However, the onward march of civilisation can never be so completely suspended that these centuries were absolutely sterile for the progress of humanity. In the church thought awakened, and in lay society poetry made its appearance. There was even some progress in morals, at least among the ruling classes. In the isolation in which each one lived, exposed to all sorts of perils, the soul fortified itself to meet them. The feeling of the dignity of man, which despotism managed to smother, was revived; and the society which spilled blood with such deplorable facility showed often a moral elevation which is to be found only in this age. The low vices and cowardice of the decadent Romans or enslaved peoples were unknown to them, and the Middle Ages have bequeathed to modern times the sentiment of honour. The feudal nobility knew how to die, which is the first condition of knowing how to get the most out of life.
Another beneficial consequence was the reorganisation of the family. In ancient cities the head of the family lived outside his house, in the fields or in the forum. He scarcely knew his wife and children, yet had over them the right of life and death. In primitive times the custom of polygamy and the facility for divorce prevented the family from establishing itself on any better basis. In feudal society men lived in isolation, and the head of the family was brought into close touch with it. When wars gave him leisure in his castle, perched like an eagle’s nest on the mountain top, he had nothing to occupy his life and his heart but his wife and children. The church, which brought rough soldiers to the feet of a virgin and made them for the sake of the mother of Christ respect female virtue, softened the temper of the warrior and prepared him to come under the spell of the finer feelings and more delicate sentiments with which nature had endowed the other sex.

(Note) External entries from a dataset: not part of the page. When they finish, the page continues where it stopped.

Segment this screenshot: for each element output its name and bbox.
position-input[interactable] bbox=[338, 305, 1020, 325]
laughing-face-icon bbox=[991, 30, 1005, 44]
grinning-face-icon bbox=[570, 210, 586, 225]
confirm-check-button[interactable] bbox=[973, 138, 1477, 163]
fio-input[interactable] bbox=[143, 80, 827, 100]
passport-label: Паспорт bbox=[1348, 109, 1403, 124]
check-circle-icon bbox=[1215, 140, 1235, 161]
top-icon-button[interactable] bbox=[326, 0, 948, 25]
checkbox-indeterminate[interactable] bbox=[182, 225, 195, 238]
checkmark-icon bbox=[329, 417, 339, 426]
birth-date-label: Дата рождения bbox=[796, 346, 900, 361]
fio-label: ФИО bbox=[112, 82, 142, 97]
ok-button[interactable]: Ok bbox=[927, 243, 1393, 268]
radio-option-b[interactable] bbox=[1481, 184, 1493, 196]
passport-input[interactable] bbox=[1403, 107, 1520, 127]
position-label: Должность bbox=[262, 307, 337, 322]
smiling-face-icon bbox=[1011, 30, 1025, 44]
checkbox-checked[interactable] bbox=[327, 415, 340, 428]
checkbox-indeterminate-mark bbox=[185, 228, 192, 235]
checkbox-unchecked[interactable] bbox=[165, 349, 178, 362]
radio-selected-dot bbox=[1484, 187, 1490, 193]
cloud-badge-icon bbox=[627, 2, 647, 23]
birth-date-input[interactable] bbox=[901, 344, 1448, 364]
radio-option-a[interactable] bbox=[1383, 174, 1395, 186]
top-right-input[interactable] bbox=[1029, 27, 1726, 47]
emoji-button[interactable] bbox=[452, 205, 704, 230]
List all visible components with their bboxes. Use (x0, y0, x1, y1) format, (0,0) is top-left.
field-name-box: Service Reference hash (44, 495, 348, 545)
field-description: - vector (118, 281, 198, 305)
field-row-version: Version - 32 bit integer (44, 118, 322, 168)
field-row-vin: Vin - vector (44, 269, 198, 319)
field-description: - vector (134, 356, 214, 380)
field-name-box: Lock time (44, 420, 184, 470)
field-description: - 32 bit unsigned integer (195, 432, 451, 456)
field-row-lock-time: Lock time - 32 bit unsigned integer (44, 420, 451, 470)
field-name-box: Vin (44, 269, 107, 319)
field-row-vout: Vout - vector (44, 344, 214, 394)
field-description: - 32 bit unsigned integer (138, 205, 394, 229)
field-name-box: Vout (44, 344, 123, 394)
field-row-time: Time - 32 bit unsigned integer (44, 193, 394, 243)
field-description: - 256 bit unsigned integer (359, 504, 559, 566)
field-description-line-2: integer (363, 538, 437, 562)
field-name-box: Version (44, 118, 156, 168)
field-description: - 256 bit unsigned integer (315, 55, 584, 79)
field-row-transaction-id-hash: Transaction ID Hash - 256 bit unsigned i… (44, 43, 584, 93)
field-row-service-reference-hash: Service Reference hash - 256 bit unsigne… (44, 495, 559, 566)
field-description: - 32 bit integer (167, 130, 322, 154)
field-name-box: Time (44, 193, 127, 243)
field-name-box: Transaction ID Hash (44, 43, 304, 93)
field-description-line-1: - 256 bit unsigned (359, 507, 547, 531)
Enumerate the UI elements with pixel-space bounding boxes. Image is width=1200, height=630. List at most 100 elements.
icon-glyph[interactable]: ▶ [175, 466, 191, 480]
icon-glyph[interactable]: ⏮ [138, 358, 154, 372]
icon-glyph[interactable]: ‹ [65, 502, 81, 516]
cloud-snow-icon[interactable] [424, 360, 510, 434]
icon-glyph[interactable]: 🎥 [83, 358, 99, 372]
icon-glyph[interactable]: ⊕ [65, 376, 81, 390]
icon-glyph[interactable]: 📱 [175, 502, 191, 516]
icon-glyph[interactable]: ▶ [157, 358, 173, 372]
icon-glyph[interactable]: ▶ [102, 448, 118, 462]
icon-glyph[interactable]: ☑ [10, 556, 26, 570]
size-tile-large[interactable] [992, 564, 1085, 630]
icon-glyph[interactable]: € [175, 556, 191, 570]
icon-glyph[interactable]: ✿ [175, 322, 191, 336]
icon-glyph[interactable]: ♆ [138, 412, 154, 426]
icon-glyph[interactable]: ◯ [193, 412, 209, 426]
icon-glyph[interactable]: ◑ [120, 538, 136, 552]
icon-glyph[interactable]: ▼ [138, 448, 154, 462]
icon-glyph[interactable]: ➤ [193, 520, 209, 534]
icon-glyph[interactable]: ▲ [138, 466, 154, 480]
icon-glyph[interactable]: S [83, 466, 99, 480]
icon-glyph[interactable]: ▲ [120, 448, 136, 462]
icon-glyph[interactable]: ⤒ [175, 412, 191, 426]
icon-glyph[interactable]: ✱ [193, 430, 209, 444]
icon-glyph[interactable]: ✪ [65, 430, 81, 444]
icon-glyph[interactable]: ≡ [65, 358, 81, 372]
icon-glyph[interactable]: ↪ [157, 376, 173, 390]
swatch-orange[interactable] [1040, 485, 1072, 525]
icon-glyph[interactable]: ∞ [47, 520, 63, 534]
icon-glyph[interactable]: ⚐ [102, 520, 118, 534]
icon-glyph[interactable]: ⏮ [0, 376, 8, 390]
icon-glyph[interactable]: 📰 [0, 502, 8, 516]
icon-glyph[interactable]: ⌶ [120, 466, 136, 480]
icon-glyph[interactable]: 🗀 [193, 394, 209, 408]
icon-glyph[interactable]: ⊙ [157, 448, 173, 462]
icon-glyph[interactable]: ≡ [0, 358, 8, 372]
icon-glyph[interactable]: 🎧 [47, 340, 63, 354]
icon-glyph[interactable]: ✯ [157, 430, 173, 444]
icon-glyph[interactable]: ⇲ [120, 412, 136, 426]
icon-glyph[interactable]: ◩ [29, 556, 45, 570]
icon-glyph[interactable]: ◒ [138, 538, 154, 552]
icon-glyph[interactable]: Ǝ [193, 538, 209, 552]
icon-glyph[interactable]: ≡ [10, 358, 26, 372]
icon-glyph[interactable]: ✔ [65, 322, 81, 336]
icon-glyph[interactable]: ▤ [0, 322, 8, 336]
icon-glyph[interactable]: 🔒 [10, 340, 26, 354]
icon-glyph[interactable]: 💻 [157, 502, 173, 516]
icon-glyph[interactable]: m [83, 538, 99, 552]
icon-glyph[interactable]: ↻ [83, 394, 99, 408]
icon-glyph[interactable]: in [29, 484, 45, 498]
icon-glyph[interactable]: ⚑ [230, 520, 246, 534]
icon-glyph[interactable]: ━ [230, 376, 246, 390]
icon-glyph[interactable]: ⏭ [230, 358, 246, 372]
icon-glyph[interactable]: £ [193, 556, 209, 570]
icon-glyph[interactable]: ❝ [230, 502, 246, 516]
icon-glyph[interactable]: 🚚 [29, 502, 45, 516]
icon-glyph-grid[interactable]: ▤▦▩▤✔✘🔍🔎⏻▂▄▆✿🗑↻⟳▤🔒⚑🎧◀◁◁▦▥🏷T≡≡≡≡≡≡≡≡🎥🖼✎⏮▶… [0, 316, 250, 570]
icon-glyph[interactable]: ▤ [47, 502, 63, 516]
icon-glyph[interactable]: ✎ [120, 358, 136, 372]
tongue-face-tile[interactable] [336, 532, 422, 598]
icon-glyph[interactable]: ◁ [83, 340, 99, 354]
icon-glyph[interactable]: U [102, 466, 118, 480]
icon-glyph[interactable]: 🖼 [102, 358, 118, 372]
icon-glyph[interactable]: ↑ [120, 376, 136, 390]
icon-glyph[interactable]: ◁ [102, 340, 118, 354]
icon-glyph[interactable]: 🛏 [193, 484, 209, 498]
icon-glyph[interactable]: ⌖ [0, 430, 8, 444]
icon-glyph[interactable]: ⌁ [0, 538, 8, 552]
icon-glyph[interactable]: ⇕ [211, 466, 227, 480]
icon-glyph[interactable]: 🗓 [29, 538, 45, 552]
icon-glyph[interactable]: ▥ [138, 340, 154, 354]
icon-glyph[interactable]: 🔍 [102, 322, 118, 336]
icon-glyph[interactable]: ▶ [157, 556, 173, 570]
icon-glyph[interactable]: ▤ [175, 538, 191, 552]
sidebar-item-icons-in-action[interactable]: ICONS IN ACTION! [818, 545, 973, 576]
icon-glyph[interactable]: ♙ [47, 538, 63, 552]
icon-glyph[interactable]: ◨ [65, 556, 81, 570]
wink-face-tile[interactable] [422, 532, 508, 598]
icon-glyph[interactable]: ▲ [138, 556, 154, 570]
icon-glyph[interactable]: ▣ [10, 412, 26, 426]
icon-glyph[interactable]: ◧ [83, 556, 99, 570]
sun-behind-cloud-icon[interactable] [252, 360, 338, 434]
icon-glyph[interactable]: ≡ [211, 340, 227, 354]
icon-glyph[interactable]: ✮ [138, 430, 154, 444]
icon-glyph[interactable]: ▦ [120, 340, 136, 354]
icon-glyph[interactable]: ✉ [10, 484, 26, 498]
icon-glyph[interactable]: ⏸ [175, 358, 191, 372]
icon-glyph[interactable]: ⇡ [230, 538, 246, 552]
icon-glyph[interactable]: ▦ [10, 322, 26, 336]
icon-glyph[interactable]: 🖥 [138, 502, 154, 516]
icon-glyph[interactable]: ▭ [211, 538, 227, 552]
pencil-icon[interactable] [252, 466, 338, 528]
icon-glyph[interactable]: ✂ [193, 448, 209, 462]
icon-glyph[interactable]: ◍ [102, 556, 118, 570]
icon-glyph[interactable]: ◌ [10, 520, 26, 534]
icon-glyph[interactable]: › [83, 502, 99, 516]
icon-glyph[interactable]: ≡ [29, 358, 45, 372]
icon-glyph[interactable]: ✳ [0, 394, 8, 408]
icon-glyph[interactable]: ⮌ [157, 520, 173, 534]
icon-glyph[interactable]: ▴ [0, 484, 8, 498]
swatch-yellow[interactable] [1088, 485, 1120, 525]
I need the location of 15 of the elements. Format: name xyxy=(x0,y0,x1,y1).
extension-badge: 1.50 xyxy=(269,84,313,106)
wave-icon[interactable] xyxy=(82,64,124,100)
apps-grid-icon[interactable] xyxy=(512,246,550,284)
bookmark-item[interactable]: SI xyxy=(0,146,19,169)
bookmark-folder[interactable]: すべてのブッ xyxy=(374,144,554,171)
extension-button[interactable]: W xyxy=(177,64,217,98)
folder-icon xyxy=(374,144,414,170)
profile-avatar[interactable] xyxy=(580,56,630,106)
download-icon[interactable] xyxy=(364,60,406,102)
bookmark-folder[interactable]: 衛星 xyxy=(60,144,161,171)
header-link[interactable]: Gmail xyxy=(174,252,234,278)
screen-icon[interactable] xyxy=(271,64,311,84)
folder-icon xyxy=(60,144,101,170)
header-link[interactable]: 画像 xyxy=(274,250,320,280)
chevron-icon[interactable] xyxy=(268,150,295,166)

Woman assumed, then, her place in the family and in society which the Mosaic law had once given her. Things went even further—she became the object of a cult which created new sentiments, which the poetry of troubadours and minstrels seized upon and which chivalry expressed in action. As in the beautiful legend of St. Christopher, the strong was conquered by the weak, the giant by the little child.
Tower of a German Feudal Castle
This is seen in an institution of the times. Robert d’Arbrissel founded near Saumur at Fontevrault, about the year 1100, an abbey which soon became famous, and which opened its gates to recluses of both sexes. The women were cloistered, and spent their time in prayer. The men worked in the fields, drained the marshes, cleared the land, and remained the perpetual servants of the women. The abbey was governed by an abbess, “because,” says the bull of confirmation, “Jesus Christ in dying gave his best beloved disciple to his mother for a son.”
Outside the family, the state was doubtless badly organised. It is necessary to call attention, in spite of all contradictory facts, to the political theory which this society represents. If the serf had no rights, the vassals had them, and well-defined ones too. The feudal tie was formed on conditions well known and accepted by him in advance; new conditions could not be placed upon him except by his own agreement. From these come those grand and strong maxims of common law which, in spite of a thousand violations, have come down to us—no tax can be imposed without the consent of the contributants; no law is valid unless accepted by those who must obey it; no sentence is legal unless declared by the peers of the accused. These are the laws of feudalism which the states general of 1789 buried under the débris of absolute monarchy; and in guarantee of these rights the vassal had the power of breaking the tie of vassalage by giving up his fief or of responding by war to a denial of justice from his lord. This right of armed resistance, which St. Louis himself recognised, led, it is true, to anarchy; it weakened the social structure, but it strengthened the individual. But it is with the individual that we must commence. Before intelligently building up the state, it is necessary to elevate the individual and the family; this double work was the task of the Middle Ages.
The church worked with energy to establish the sanctity of marriage, even for the serf; in preaching the equality of all men before God, which was a threat to the great inequalities of this world; by proclaiming by the principle of election that she reserved for herself at the very pinnacle of hierarchy the rights of the intellect, in contradistinction to the feudal world which recognised but the right of blood; and in crowning with the triple crown and seating in the chair of St. Peter, where they had one foot on the neck of kings, a serf like Adrian II and the son of a poor carpenter, like Gregory VII.